The Nation of Islam hosted its annual national conference, Savior’s Day, at the United Center in Chicago over the weekend, and anti-Semitism was a priority among attendees. Speakers tore into the Jewish people, accusing them of everything from owning the Federal Reserve to instituting sharecropping to inventing pedophilia.

But Farrakhan reserved some of his sharpest anti-Semitic criticism for defending Women’s March leader Tamika Mallory and her colleagues, whom he claims are victims of a conspiracy.

“The most beautiful sight that I could lay eyes on [was] when I saw, the day after Trump was elected, women from all over the world were standing in solidarity, and a black woman is the initiator of it,” Farrakhan said about Mallory in his speech as a photo of Mallory popped up on the United Center’s scoreboard.

“The wicked Jews want to use me to break up the women’s movement,” added Farrakhan. “It ain’t about Farrakhan; it’s about women all over the world [who] have the power to change the world.”

Later on in his speech, Farrakhan asked his audience to again applaud “my poor little sister, Tamika” and added two other Women’s March leaders, Linda Sarsour and Carmen Perez, to his list of victims.

“Tamika, Linda Sarsour, Carmen Perez, our sister with the #MeToo movement, Black Lives Matter — the women shook the world the day after President Trump was elected,” he said, according to CNS news, which recorded the speech.

“The women organized, and all over the world women rose up and men in government got shook. Because when women rise, change is going to come. So when they saw that Tamika had helped bring that about, they came after her,” he concluded.

It is not known whether Mallory attended this year’s Savior’s Day. Last year, she sat in the audience while Farrakhan called the Jewish people the spawn of Satan.

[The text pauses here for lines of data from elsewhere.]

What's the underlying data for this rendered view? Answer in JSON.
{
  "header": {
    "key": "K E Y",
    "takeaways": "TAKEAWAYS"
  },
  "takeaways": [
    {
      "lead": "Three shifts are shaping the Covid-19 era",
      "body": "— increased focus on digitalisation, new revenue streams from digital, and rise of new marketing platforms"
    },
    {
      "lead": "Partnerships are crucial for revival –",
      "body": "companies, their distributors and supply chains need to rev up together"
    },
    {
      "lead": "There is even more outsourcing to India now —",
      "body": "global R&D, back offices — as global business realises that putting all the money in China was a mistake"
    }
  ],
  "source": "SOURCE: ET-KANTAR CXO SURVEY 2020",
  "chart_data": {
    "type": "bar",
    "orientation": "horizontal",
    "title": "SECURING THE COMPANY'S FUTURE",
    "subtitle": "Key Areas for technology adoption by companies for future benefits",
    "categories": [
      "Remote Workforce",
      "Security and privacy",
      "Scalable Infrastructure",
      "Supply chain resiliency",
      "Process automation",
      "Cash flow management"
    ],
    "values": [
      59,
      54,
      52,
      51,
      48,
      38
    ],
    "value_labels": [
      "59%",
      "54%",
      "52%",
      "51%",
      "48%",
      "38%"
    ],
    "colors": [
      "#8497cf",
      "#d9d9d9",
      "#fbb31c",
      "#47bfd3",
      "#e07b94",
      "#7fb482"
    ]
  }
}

Farrakhan acknowledged, this year, that he had “honored” Mallory during his speech in 2018.

Mallory and her fellow Women’s March leaders, specifically Perez and Sarsour, were accused, last year, of forging a close relationship between the Nation of Islam and the Women’s March, including allowing the Nation of Islam to provide security for Women’s March speakers and for events.

Twin exposes, in both Tablet Magazine and The New York Times, revealed that Mallory had made anti-Semitic remarks to Jewish Women’s March leaders at some of the event’s foundational meetings, and demanded that Jewish Women’s March participants acknowledge their “privilege” and their role in black oppression — ideas Mallory clearly gleaned from Farrakhan himself.

When asked to distance themselves from the Nation of Islam over it’s overt anti-Semitism, both Mallory and Sarsour refused, saying only that they reject anti-Semitism, but never openly denouncing the anti-Semitic hate preacher. Instead both Mallory and Sarsour — and especially Mallory — have repeatedly defended Farrakhan’s “contributions” to minority communities.

As a result, many Women’s March branches have distanced themselves from the national Women’s March until some change is made to address anti-Semitism within the March’s ranks. The group’s January event was sparsely attended, and in some cities, like Chicago and New Orleans, “official” Women’s Marches were canceled altogether, with organizers issuing statements acknowledging the national controversy and pledging to disconnect from the national movement for more community focused activism.